Jamie Dunn at Indiewire presents a self-described fan's view of Brian De Palma's Passion. After expressing disappointment a lack of "visual panache" in the first parts of the film (and attributing that to a lack of proper financing), Dunn writes the following:
"De Palma does eventually get to play, however. After one particularly cruel bit of theatre orchestrated by Christine to humiliate Isabelle, any relationship the film once had to realism goes out the window as Isabelle slips down a wormhole of depression and sleep deprivation. As she cracks, so too does the film. The angle on cinematographer José Luis Alcaine’s Dutch tilt is set to jaunty, and his lighting to expressionistic. Scene by scene the tone becomes more hallucinatory, and by the end of the film De Palma has bombarded us with enough feverish dreams-within-dreams-within-dreams-within-dreams to make Christopher Nolan’s head spin.
"How well you respond to this shift to a more outré style is likely to depend on how seriously you’ve been taking the film so far, but there are clues along the way that De Palma wants us to cackle along with his often demented vision – just check the scene where Isabelle discovers that Christine’s bathroom drawer is overflowing with kinky love making paraphernalia, including a porcelain mask that will have significance in a later scene. "In the end, though, this isn’t quite the comeback for which fans, myself included, had been hoping.

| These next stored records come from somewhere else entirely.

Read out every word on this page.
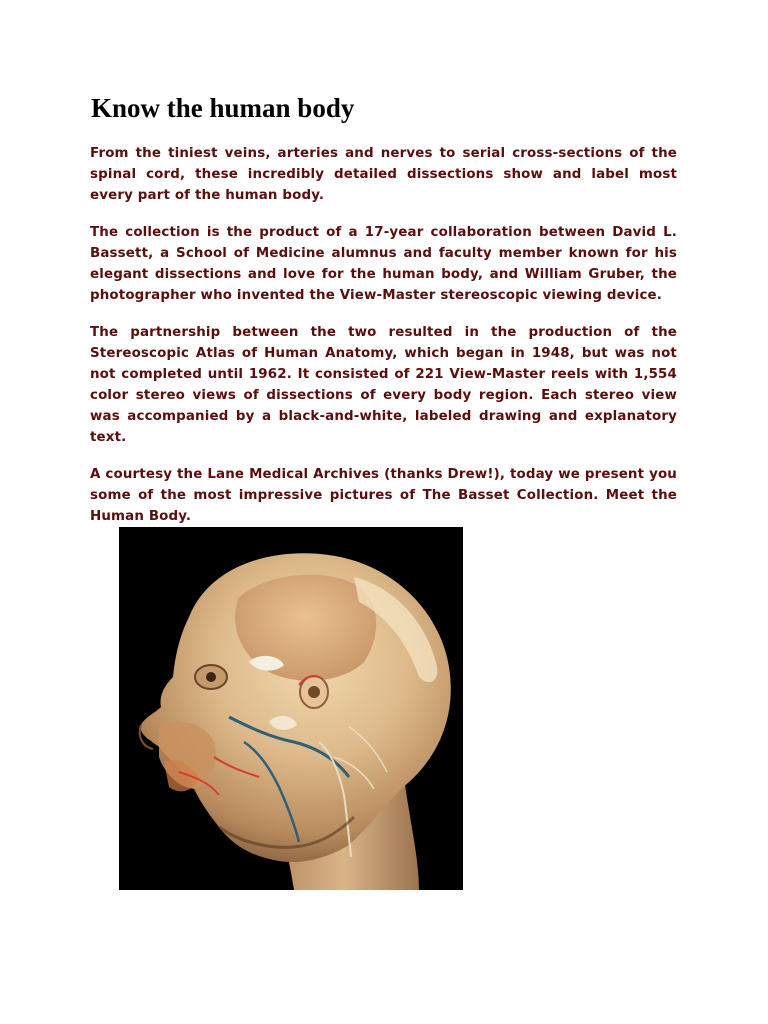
Know the human body

From the tiniest veins, arteries and nerves to serial cross-sections of the spinal cord, these incredibly detailed dissections show and label most every part of the human body.

The collection is the product of a 17-year collaboration between David L. Bassett, a School of Medicine alumnus and faculty member known for his elegant dissections and love for the human body, and William Gruber, the photographer who invented the View-Master stereoscopic viewing device.

The partnership between the two resulted in the production of the Stereoscopic Atlas of Human Anatomy, which began in 1948, but was not not completed until 1962. It consisted of 221 View-Master reels with 1,554 color stereo views of dissections of every body region. Each stereo view was accompanied by a black-and-white, labeled drawing and explanatory text.

A courtesy the Lane Medical Archives (thanks Drew!), today we present you some of the most impressive pictures of The Basset Collection. Meet the Human Body.
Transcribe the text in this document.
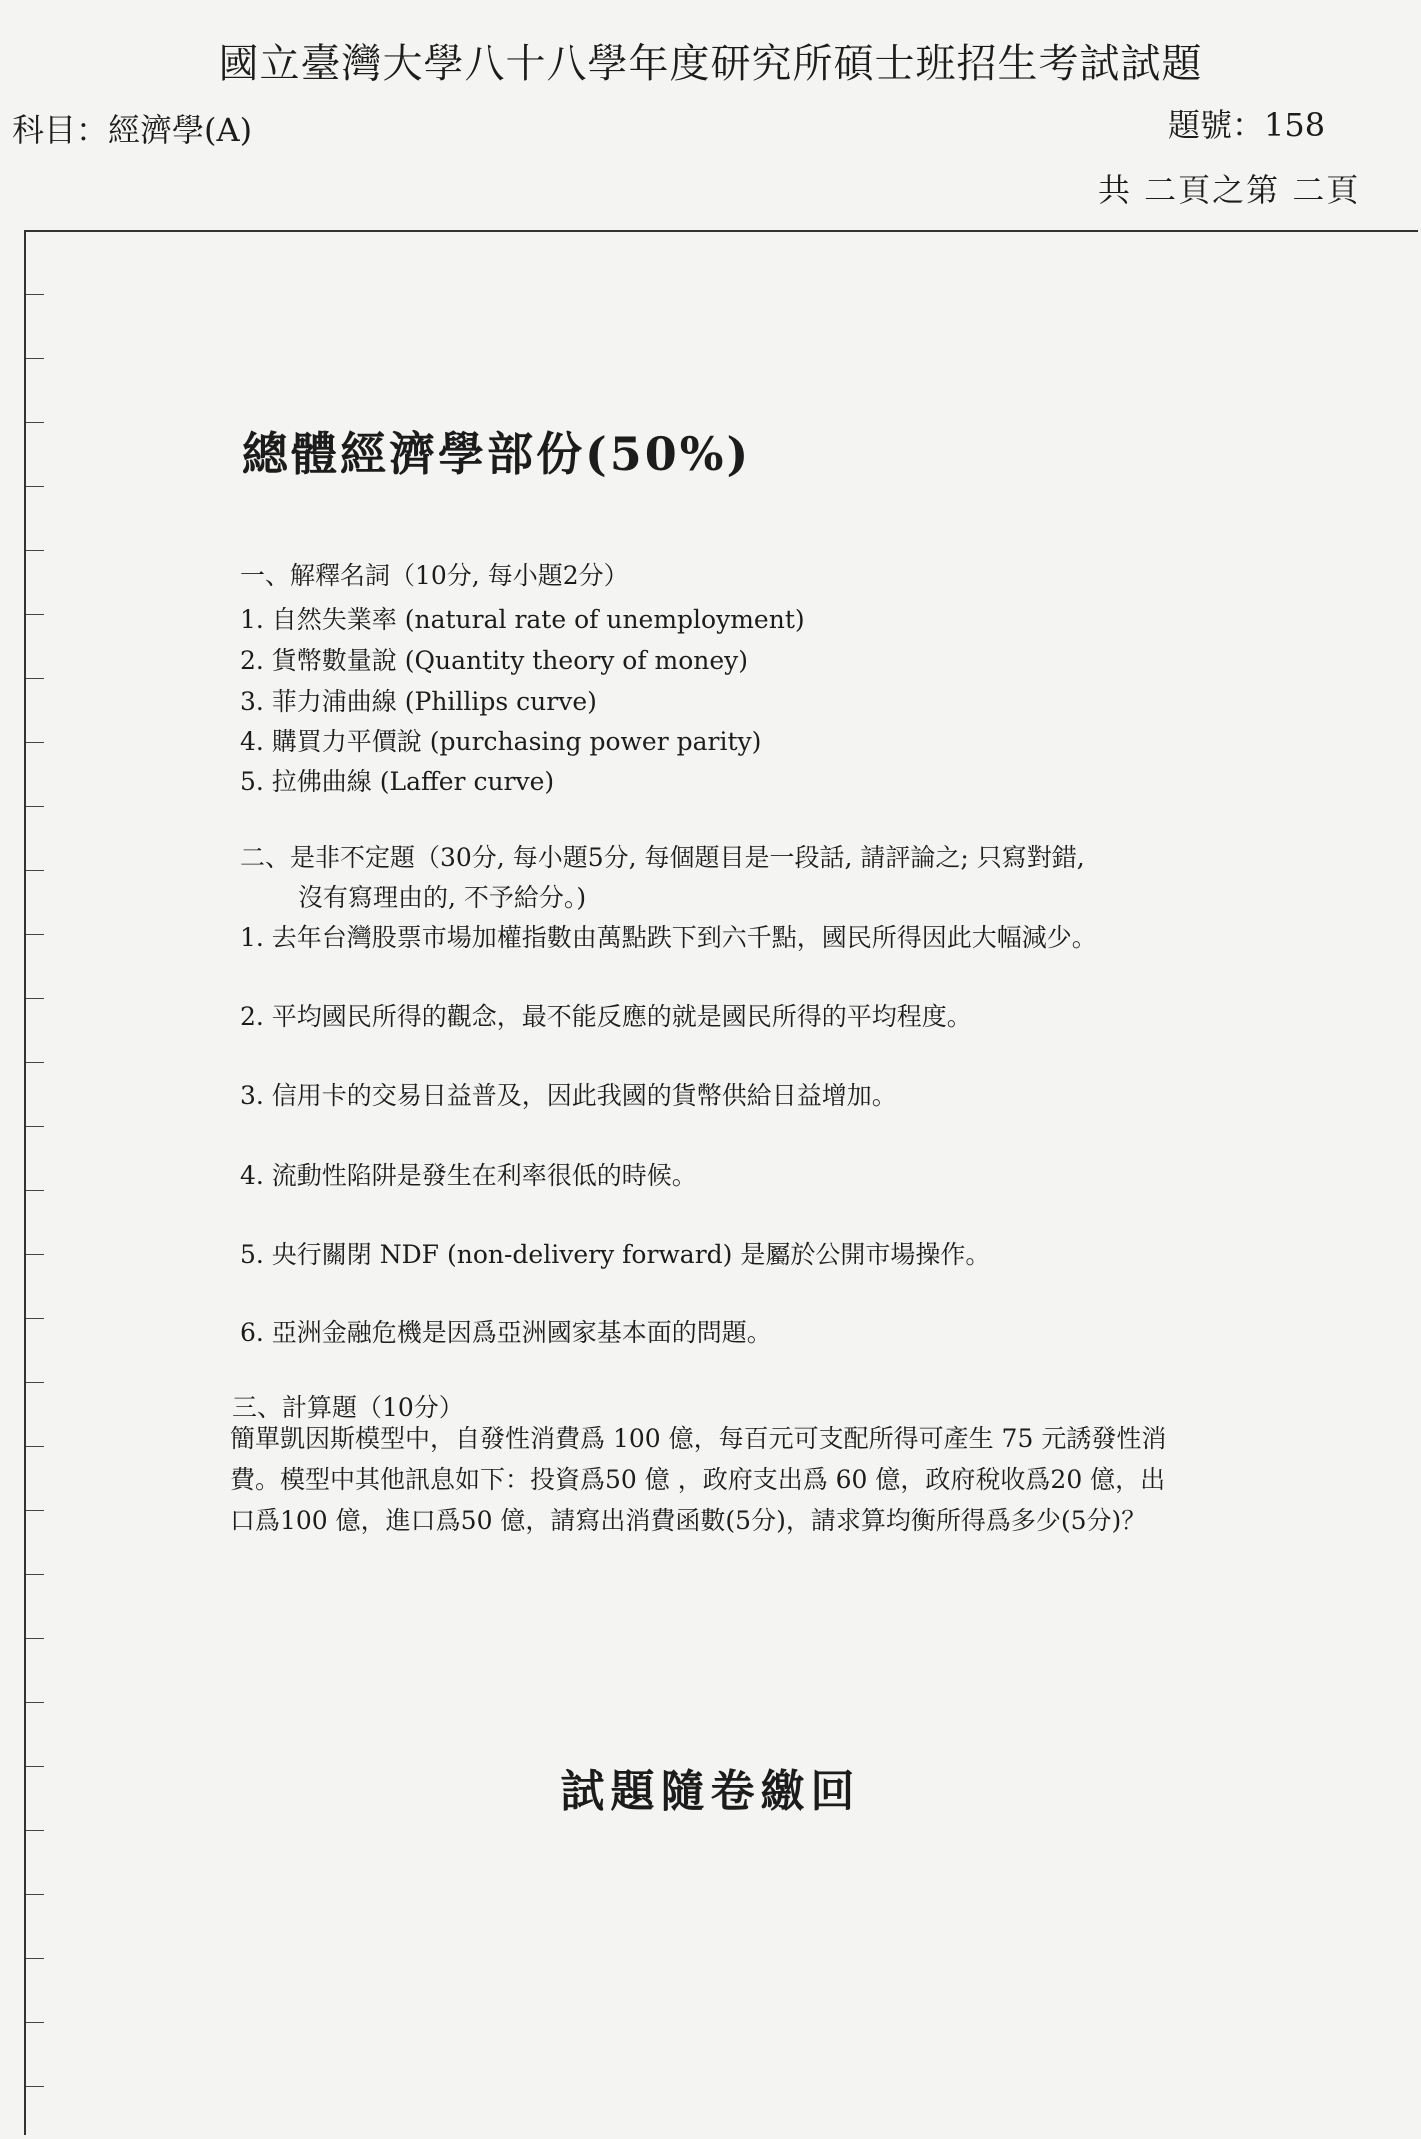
國立臺灣大學八十八學年度研究所碩士班招生考試試題
科目：經濟學(A)	題號：158
共 二頁之第 二頁
總體經濟學部份(50%)
一、解釋名詞（10分, 每小題2分）
1. 自然失業率 (natural rate of unemployment)
2. 貨幣數量說 (Quantity theory of money)
3. 菲力浦曲線 (Phillips curve)
4. 購買力平價說 (purchasing power parity)
5. 拉佛曲線 (Laffer curve)
二、是非不定題（30分, 每小題5分, 每個題目是一段話, 請評論之; 只寫對錯,
沒有寫理由的, 不予給分。)
1. 去年台灣股票市場加權指數由萬點跌下到六千點，國民所得因此大幅減少。
2. 平均國民所得的觀念，最不能反應的就是國民所得的平均程度。
3. 信用卡的交易日益普及，因此我國的貨幣供給日益增加。
4. 流動性陷阱是發生在利率很低的時候。
5. 央行關閉 NDF (non-delivery forward) 是屬於公開市場操作。
6. 亞洲金融危機是因爲亞洲國家基本面的問題。
三、計算題（10分）
簡單凱因斯模型中，自發性消費爲 100 億，每百元可支配所得可產生 75 元誘發性消費。模型中其他訊息如下：投資爲50 億 ，政府支出爲 60 億，政府稅收爲20 億，出口爲100 億，進口爲50 億，請寫出消費函數(5分)，請求算均衡所得爲多少(5分)？
試題隨卷繳回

Whatever your opinion of De Palma’s oeuvre, there’s no denying he’s a fine craftsman of trashy thrillrides. But when his cinema really sings, such as in “Dressed to Kill," his giddy serial killer sex farce, or paranoid political thriller “Blow Out," his sense for image, composition, and movement is as fine as any living filmmaker.
“Passion” has its moments: there’s a trademark De Palma split-screen, with the left-hand side showing a graceful ballet performance, while on the right a nerve-shredding dance of murder plays out. Later, there’s also a nifty ‘she’s behind you’ scare. But both have been used to better effect in “Sisters” and “Raising Cain." De Palma’s heart ultimately doesn’t feel fully in this film. What “Passion” is lacking is, ironically, some passion. [C+]"
Meanwhile, Cine Vue's John Bleasdale writes, "There are admittedly a couple of sequences within Passion that fans of the director will adore - a visit to the ballet is a particular high point - and De Palma adeptly uses music, this time provided by Pino Donaggio. Sadly, the renowned American director's latest film feels like an unambitious chamber piece, a folly with flashes of brilliance, but which ultimately won't be raising anyone's temperature."